40 ans après le premier cas de VIH en Australie, les résultats positifs de la politique ultra réactive enclenchée par le gouvernement australien dès les premières heures est aujourd’hui payante. En effet, les diagnostics de VIH en Australie ont atteint un niveau historiquement bas, et le pays est en passe d’éliminer les transmissions. « C’est un héritage de la réponse précoce et efficace de l’Australie», rapporte Gary Nunn depuis Sydney pour la BBC.
Pour en arriver là, il faut saluer l’audace des politiciens et hauts dirigeants australiens qui, loin de tergiverser, ont pris des décisions lourdes mais nécessaires pour les populations touchées par la contamination par le VIH sur le territoire. C’est avec ces publics que les démarches ont été coconstruites. Les hommes homosexuels, les travailleurs du sexe et les personnes qui s’injectent des drogues - ceux qui sont lourdement touchés par le virus - se sont vus offrir des sièges à la table des discussions pour orchestrer au mieux une réponse des plus efficaces. Loin d’être vus comme des pestiférés, des parias, bien que pour beaucoup d’états australiens l’homosexualité était encore à l’époque considérée comme illégale, la classe politique et les intéressés ont travaillé main dans la main comme le racontent deux livres récemment publiés revenant sur l’histoire du VIH sur cette île-continent.

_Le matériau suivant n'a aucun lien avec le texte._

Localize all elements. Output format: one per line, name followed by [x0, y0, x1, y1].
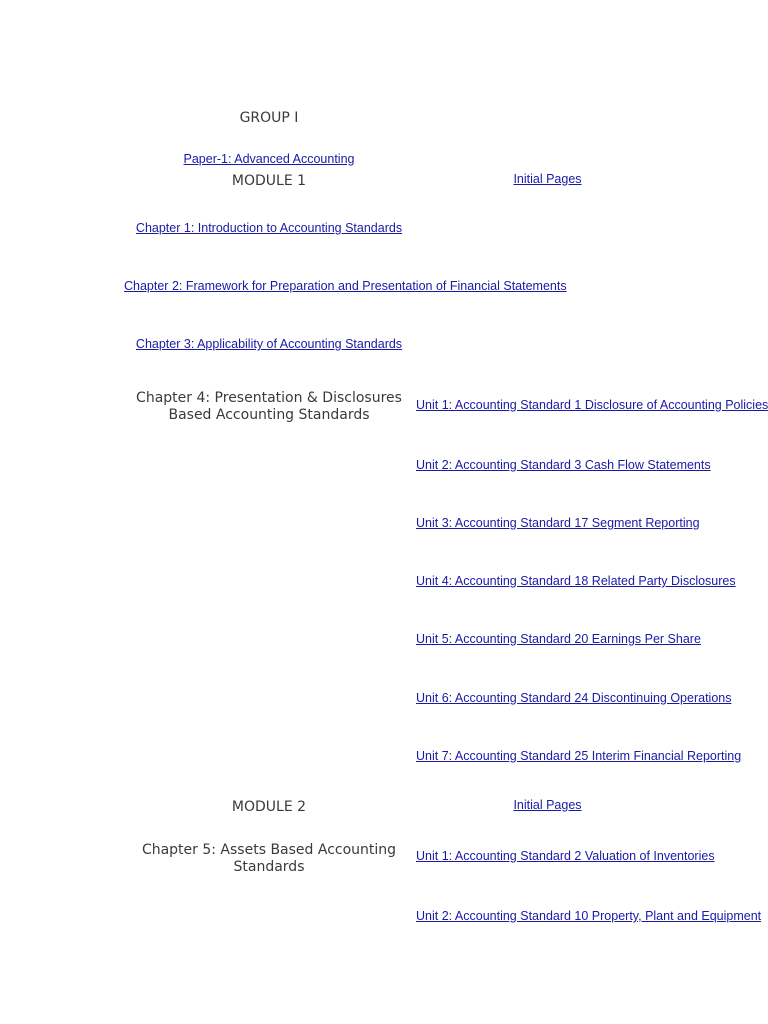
chapter-4-unit-6-link[interactable]: Unit 6: Accounting Standard 24 Discontinuing Operations — [416, 691, 732, 705]
chapter-4-title: Chapter 4: Presentation & Disclosures Based Accounting Standards — [136, 390, 402, 423]
module-2-initial-pages-link[interactable]: Initial Pages — [513, 798, 582, 812]
chapter-4-unit-1-link[interactable]: Unit 1: Accounting Standard 1 Disclosure of Accounting Policies — [416, 398, 768, 412]
paper-link[interactable]: Paper-1: Advanced Accounting — [183, 152, 355, 166]
module-1-title: MODULE 1 — [231, 173, 307, 189]
chapter-5-unit-2-link[interactable]: Unit 2: Accounting Standard 10 Property, Plant and Equipment — [416, 909, 762, 923]
chapter-1-link[interactable]: Chapter 1: Introduction to Accounting Standards — [135, 221, 403, 235]
group-title: GROUP I — [239, 110, 299, 126]
chapter-3-link[interactable]: Chapter 3: Applicability of Accounting Standards — [135, 337, 403, 351]
module-1-initial-pages-link[interactable]: Initial Pages — [513, 172, 582, 186]
chapter-4-unit-5-link[interactable]: Unit 5: Accounting Standard 20 Earnings Per Share — [416, 632, 701, 646]
chapter-4-unit-3-link[interactable]: Unit 3: Accounting Standard 17 Segment Reporting — [416, 516, 700, 530]
module-2-title: MODULE 2 — [231, 799, 307, 815]
chapter-2-link[interactable]: Chapter 2: Framework for Preparation and Presentation of Financial Statements — [124, 279, 567, 293]
chapter-5-unit-1-link[interactable]: Unit 1: Accounting Standard 2 Valuation of Inventories — [416, 849, 715, 863]
chapter-5-title: Chapter 5: Assets Based Accounting Standards — [141, 842, 397, 875]
chapter-4-unit-4-link[interactable]: Unit 4: Accounting Standard 18 Related Party Disclosures — [416, 574, 736, 588]
chapter-4-unit-2-link[interactable]: Unit 2: Accounting Standard 3 Cash Flow Statements — [416, 458, 711, 472]
chapter-4-unit-7-link[interactable]: Unit 7: Accounting Standard 25 Interim Financial Reporting — [416, 749, 742, 763]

Fighting for Our Lives, de Nick Cook, retrace la collaboration mentionnée ci-dessus, tandis que In The Eye Of The Storm, de trois universitaires australiens, raconte l’histoire méconnue des personnes qui se sont portées volontaires en grand nombre pour soulager la souffrance des malades. «C’était aussi une stratégie intelligente : on ne pouvait pas voir le gouvernement dépenser de l’argent pour expliquer aux homosexuels comment avoir des relations sexuelles et aux toxicomanes comment s’injecter en toute sécurité, pendant une épidémie. Mais ils pouvaient canaliser l’argent vers des groupes communautaires de confiance qui, eux le pouvaient.», explique Cook.
«L’Australie était l’une des rares nations à avoir évité une épidémie parmi les consommateurs de drogues injectables, avec des taux cinq à dix fois inférieurs à ceux de certains pays européens et de certaines régions des États-Unis. Les infections parmi les travailleuses du sexe australiennes étaient négligeables. Cinquante pour cent des personnes séropositives dans le monde sont des femmes ; en Australie, ce pourcentage est d’environ 10 %. Et la participation de la population la plus touchée - en particulier les hommes homosexuels - à toutes les étapes, de la conception et de la mise en œuvre à l’évaluation, à la recherche et au financement, a fait de la réponse australienne l’une des plus efficaces.» précise Eamonn Murphy, directeur exécutif adjoint pour les programmes de l’ONUSIDA. Il y avait aussi une communauté coordonnée et enhardie, prête à se mobiliser : en 1978, la première marche de protestation du Mardi Gras de Sydney a réuni plusieurs groupes communautaires LGBTQ+. Ils fournissaient des soins à domicile aux malades et aux mourants, assuraient le fonctionnement des centres d’échange de seringues et des lignes d’assistance téléphonique, produisaient des ressources éducatives, siégeaient aux conseils d’administration et apportaient amitié et soutien pratique. Ils ont aidé les personnes atteintes du VIH/sida à s’orienter dans un système médical hostile qui, au cours des décennies précédentes, avait traité les homosexuels comme des malades mentaux devant être guéris. Pionnier dans sa stratégie de défense face à la menace du VIH, l’Australie est un pays modèle aujourd’hui qui a plus à nous apprendre qu’aucun autre pays dans le monde.